There are fundamental structural changes proposed to the tax system – such as change of basis periods, Making Tax Digital, change of tax year end, etc. What is the role of the finance teams in HMRC in supporting the implementation of such massive changes? 

We ensure full integration into each change programme, with dedicated finance resources. We adopt a collaborative approach, working with the programme director to ensure timely delivery and value for money, working with and supporting commercial, legal, Treasury, and Cabinet Office, through the programme lifecycle. Part of the process is also about stress-testing and challenging the costs, benefits and deliverability of each programme.

There is an increased focus by Treasury on better balance sheet management. What do you think will be the impact of this increased focus on HMRC? 

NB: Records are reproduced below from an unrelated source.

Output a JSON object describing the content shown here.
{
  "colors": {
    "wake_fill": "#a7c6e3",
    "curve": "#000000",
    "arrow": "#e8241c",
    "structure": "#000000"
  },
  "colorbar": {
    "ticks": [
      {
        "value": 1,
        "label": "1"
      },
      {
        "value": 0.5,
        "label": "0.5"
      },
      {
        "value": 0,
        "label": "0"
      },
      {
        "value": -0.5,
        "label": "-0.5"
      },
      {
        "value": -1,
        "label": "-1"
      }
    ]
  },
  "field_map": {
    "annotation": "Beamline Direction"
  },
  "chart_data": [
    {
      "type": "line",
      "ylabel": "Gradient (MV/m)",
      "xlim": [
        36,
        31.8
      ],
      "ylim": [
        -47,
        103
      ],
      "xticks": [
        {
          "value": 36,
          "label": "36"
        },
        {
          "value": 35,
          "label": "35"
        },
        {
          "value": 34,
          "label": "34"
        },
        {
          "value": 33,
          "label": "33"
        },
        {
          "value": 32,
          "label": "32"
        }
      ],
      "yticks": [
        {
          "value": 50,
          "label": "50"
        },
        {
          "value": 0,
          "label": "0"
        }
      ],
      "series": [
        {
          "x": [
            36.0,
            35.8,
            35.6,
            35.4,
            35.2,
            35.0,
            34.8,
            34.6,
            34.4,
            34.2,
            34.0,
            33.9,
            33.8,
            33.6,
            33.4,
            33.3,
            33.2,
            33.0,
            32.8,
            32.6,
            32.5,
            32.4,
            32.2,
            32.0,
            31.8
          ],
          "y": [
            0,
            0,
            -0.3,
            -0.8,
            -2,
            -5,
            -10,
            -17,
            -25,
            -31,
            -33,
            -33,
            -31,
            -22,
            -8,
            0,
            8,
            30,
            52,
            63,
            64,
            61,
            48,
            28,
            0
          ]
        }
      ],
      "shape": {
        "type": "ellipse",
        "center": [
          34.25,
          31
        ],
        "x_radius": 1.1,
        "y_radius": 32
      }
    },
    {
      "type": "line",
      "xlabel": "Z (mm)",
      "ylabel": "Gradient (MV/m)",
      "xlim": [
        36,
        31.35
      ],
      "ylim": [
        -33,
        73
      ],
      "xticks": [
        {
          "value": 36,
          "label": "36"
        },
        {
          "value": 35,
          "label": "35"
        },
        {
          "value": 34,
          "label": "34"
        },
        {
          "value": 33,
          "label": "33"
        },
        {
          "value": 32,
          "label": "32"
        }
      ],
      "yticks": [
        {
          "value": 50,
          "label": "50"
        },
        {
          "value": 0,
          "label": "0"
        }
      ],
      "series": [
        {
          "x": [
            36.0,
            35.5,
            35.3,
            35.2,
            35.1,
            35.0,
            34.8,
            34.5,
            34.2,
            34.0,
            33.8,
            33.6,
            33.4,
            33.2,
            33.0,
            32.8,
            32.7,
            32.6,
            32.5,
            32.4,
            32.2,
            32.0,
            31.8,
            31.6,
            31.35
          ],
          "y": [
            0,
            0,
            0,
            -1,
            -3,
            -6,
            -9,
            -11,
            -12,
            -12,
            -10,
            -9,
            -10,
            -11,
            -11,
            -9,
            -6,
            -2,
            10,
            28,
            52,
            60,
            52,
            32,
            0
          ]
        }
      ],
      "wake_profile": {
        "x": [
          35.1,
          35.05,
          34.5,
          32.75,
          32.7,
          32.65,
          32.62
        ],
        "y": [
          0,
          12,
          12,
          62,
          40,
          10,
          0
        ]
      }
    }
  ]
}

Effective balance sheet management means a focus on quality information and improved visibility of departmental assets and liabilities. Our major balance sheet entry is debt, and we have, hopefully unsurprisingly, always focussed on that – bringing in the money is the key job. The wider focus on the balance sheet is helping to ensure that we do look right across all of our assets and liabilities, which is a helpful prompt and will lead to better decision-making. 

The HMRC financial statements for 2019/20 are 332 pages long. Who are the primary users of these accounts? 

The primary user is Parliament. We must lay the accounts in Parliament, and they are scrutinised by the Public Accounts Committee. MPs take an interest, and we get a lot of questions from them. They do pack in a lot of information, including a long form report from the National Audit Office, and we think of them as being an important record for the future. More broadly the financial press, tax agents and intermediaries, tax advisors, think tanks, and a wide range of other interested parties use the information we provide to help shape their thinking on all matters tax related. And, of course, the Annual Report is publicly available, and offered as a free and extensive source of information for any interested member of the public. 

What are the main challenges for a finance director in central government going forwards?

The mantra of the government Finance Function is that finance should be at the heart of decision-making and that’s why I enjoy finance roles. A major element of that is built around really understanding in detail the business that you serve and being able to describe business performance to line management, helping government to make good decisions in managing public services. So, the challenges are those faced by any finance directors: having the right measures and right insight and then presenting and explaining them well. There is so much to do but funding is tight. Finance has a critical job directing the money we do have to where it is needed and to ensure that projects and day-to-day activities are spending money well. 

What’s been the greatest challenge for finance teams in 2021? 

In 2021 we delivered all the usual finance work as well as key projects and additional programmes in a period of challenging financial circumstances – with the significant added complications of COVID. Our finance teams have played a central role in designing and delivering the COVID support schemes, with enormous flows of money into and out of HMRC needing to be controlled securely. Like so many others across the country, when the UK went into lockdown last year, we had to bring entirely new ways of working up to speed very rapidly without dropping any balls. This has actually worked well overall, and we will be retaining many of the benefits of increased connectivity and digitisation as we move back to more hybrid ways of working. 

What are your priorities for 2022?

Leading through example to a hybrid way of working, making sure that we learn well from the different ways of working we have found over the last 18 months, helping finance colleagues support the delivery of HMRC’s ambition and encouraging colleagues to be kind to themselves and each other.